𝐏𝐮𝐛𝐥𝐢𝐜 𝐔𝐒𝐁 𝐂𝐡𝐚𝐫𝐠𝐢𝐧𝐠 𝐒𝐭𝐚𝐭𝐢𝐨𝐧𝐬: 𝐀𝐫𝐞 𝐓𝐡𝐞𝐲 𝐒𝐚𝐟𝐞?

January 26, 2023

Free USB charging stations have become commonplace in many public places, from airports to hospital waiting rooms. While this appears to be a thoughtful accommodation, a quick charge from a USB port in a public setting could actually put your data at risk of being stolen.

Despite its association with charging, USB technology was originally designed to transmit data. As a result, hackers can take advantage of these public charging stations to install malware on your smartphone or tablet via a compromised USB cable. This technique, known as “juice jacking,” enables hackers to read and export your data, including passwords. They can even use this method to lock your device, rendering it unusable.

𝗠𝗮𝗹𝘄𝗮𝗿𝗲 𝗔𝘁𝘁𝗮𝗰𝗸𝘀 𝗼𝗻 𝗣𝘂𝗯𝗹𝗶𝗰 𝗖𝗵𝗮𝗿𝗴𝗶𝗻𝗴 𝗦𝘁𝗮𝘁𝗶𝗼𝗻𝘀

The Federal Trade Commission and others have issued warnings about the dangers of public charging stations that use USB ports. Hackers have been using these to steal data from devices, plant malware, and other malicious activities.

Criminals load malware onto a public USB charging station, such as one at an airport, restaurant, or other public location. When an unsuspecting user connects their device to that USB charging port, the malware is released, and the hacker is free to do whatever they want.

When you plug your phone into one of these “juice jacking” USB ports, a hacker can do the following:

  • Read all of the information on your device.
  • Secure your device
  • Malware infects your device
  • Take sensitive data from your phone
  • Plant malware that allows the SIM card in your phone to be cloned.

𝗛𝗼𝘄 𝘁𝗼 𝗔𝘃𝗼𝗶𝗱 𝗕𝗲𝗶𝗻𝗴 𝗮 𝗝𝘂𝗶𝗰𝗲 𝗝𝗮𝗰𝗸𝗶𝗻𝗴 𝗩𝗶𝗰𝘁𝗶𝗺

Because hackers infect the ports of legitimate public USB charging stations, determining which are safe and which are not can be difficult.

Most people will not let their phone die if they can avoid it, so they may believe that taking the risk to get a charge is worth it if they don’t have another easy way to get one.

There are some precautions you can take to avoid being exposed to an infected USB port.

Instead of USB, use power outlets to charge.

An electrical outlet will not transfer data as quickly as a USB connection will.
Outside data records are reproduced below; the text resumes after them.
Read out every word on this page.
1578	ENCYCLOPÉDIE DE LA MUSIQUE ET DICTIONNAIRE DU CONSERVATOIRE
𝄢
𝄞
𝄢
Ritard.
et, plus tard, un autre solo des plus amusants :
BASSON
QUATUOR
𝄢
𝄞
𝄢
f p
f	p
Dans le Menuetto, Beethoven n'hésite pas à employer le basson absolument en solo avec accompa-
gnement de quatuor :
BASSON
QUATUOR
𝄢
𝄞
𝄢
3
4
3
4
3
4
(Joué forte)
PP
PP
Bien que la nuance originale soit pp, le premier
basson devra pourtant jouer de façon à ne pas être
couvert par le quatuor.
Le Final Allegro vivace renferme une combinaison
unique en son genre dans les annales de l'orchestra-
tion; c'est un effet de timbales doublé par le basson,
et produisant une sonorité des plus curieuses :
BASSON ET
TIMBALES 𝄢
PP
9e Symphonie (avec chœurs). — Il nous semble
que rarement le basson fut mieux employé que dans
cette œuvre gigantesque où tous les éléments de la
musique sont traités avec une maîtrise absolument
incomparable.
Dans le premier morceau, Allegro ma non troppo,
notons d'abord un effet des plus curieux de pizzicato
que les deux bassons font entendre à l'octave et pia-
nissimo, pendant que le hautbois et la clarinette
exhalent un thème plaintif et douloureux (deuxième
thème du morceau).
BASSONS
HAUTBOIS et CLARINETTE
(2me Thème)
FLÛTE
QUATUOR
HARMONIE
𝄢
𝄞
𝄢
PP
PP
Bring the part of your charging cable that includes an electrical plug, and if traveling abroad, get a power adapter to use the various types of electrical outlets.

Many charging stations in airports and other public places will have both a USB port and an electrical outlet for charging.

Bring Portable Power Banks with you.

These allow you to charge your phone without the need for an external source. This is very useful to have with you when traveling, especially if you won’t be in a location where you can easily charge your phone or tablet.

Carrying your own small power source capable of charging one or two full battery charges can help you avoid low-battery anxiety as well as potentially infected USB charging ports.

Purchase a Charge-Only Cord

There are USB charging cords available that are “charge only,” which means that they will only allow power through but will not enable a data connection like other USB cords.

Carrying this around gives you a backup in case you need to charge something and the only option is a USB port. It will make it easier for you to do it safely.